In 2020, the U.S. Department of Energy (DOE) Office of Energy Efficiency & Renewable Energy (EERE) and the Water Power Technologies Office (WPTO) issued the first call for ORISE WPTO-MHK Graduate Student Research Program. The ORISE fellowship partners high performing graduate students with national labs and private industry to focus on early-stage research and development (R&D). Ultimately their goal is to strengthen the body of scientific and engineering knowledge and develop new technologies that increase U.S. marine and hydrokinetic (MHK) energy generation.
We are delighted that four PMEC students were chosen from this year’s competitive solicitation to work with PMEC partners (Oscilla Power, the National Renewable Energy Laboratory, and Pacific Northwest National Laboratory) on a variety of wave energy focused R&D efforts.
Hannah Mankle (OSU & Oscilla Power Inc):
Wave energy research to date has focused on developing wave energy converters (WECs) to be incorporated into the larger power grid, but the challenge with implementing these technologies is the high cost. This provides an opportunity to explore the design optimization of small-scale WECs, which have applications in emerging markets and the larger Blue Economy. WEC geometry optimization has been recently explored and for grid-scale applications, but it isn’t currently clear how design variables, objective functions, and embedded modeling must change in order to optimally design smaller scale WECs.

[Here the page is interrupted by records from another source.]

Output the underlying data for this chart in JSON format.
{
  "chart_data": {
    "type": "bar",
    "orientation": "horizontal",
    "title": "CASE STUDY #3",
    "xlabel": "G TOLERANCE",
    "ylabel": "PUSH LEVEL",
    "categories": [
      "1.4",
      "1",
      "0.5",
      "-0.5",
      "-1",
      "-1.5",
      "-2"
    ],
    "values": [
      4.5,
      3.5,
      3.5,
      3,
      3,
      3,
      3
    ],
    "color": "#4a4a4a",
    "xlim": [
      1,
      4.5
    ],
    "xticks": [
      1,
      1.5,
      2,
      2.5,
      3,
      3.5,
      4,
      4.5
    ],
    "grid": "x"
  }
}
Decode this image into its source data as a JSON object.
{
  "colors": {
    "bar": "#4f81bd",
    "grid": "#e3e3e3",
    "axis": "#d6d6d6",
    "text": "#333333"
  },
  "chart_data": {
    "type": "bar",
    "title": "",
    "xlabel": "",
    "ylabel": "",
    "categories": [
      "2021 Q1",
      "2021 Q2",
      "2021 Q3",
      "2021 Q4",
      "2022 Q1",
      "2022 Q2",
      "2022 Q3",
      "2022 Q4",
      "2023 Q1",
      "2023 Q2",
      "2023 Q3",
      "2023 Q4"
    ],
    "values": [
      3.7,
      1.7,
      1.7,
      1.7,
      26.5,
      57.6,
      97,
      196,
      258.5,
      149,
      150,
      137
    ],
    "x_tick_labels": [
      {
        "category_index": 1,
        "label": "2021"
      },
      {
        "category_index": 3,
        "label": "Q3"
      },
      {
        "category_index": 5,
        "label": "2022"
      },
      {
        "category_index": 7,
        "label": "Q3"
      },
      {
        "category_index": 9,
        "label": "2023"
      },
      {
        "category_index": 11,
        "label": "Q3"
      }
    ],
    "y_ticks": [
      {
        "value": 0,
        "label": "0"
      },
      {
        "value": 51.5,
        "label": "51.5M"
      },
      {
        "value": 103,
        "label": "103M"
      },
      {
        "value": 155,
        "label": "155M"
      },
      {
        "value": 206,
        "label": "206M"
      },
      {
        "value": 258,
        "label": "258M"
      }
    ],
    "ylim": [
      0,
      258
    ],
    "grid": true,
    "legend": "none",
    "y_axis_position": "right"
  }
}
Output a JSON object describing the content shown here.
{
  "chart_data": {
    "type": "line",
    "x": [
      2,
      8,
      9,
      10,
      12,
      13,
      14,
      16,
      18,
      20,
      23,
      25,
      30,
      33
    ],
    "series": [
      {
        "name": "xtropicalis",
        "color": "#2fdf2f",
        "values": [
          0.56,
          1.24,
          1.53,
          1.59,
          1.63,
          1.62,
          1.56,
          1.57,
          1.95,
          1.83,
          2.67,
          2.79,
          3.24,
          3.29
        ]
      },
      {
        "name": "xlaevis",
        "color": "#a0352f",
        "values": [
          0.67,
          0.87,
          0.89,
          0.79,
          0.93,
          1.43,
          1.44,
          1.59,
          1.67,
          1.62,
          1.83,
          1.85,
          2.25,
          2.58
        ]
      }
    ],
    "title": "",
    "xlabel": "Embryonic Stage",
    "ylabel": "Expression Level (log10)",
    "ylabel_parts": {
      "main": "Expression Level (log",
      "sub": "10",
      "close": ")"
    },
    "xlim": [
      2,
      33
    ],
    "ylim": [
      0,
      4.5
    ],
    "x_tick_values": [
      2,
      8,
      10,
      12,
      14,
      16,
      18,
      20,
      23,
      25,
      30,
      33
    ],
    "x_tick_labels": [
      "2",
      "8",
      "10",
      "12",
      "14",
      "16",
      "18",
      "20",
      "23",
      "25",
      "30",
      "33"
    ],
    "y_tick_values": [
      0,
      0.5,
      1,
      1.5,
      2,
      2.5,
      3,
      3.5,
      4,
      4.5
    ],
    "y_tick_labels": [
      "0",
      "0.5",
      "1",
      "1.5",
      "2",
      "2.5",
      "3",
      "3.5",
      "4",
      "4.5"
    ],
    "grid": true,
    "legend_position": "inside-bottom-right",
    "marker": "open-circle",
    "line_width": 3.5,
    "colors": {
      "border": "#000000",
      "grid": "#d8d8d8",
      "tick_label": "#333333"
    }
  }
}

Brittany Lydon (UW & NREL):
Oscillating Surge Wave Energy Converter (OSWEC) numerical modeling is complicated by the nonlinear flow field around the flap, scaling viscous losses, and flap behavior in realistic sea states – all of which are yet to be well understood and characterized. We are proposing a collaboration with the National Renewable Energy Laboratory (NREL) to develop accurate, high-fidelity numerical models, using Smoothed Particle Hydrodynamics (SPH), of an OSWEC using their High Performance Computing (HPC) resources. The objectives of this collaboration are to use these models, coupled with experiments, to gain insight on the flow dynamics surrounding the flap, specifically how these nonlinearities vary with WEC scale and its behavior in real, nonlinear ocean conditions.
Chris Dizon (OSU & PNNL):
Powering the Blue Economy, DOE's WPTO initiative, aims to give select maritime applications the advantage of improved and dependable operation by coupling them with marine renewable energy. The development of a "bolt-on" horizontal-pendulum based wave energy converter offers the ability to provide ease-of-use in installation, maintenance, and performance for multiple applications given a both universal and modular design. This decreases the cost and time in developing a power source for an individual market, while increasing the confidence and feasibility of such new technology
Austin Berrier (OSU & NREL):
Structurally flexible wave energy converters are a design archetype that use distributed power take off systems built directly into their structure. Incoming waves make these systems resonate and bend elastically, and specially selected materials are used to convert this bending into electrical energy. Research to date on optimal flexible devices have limited their focus to geometric properties, and Austin's work seeks to expand on them by using nature-inspired optimization algorithms to simultaneously explore material and mooring properties. The initial work for this project is for a fully-submerged flexible tube design, and will additionally explore how optimal tube designs potentially change when introducing model nonlinearities.
Congratulations to Hannah Mankle, Brittany Lydon, Chris Dizon and Austin Berrier!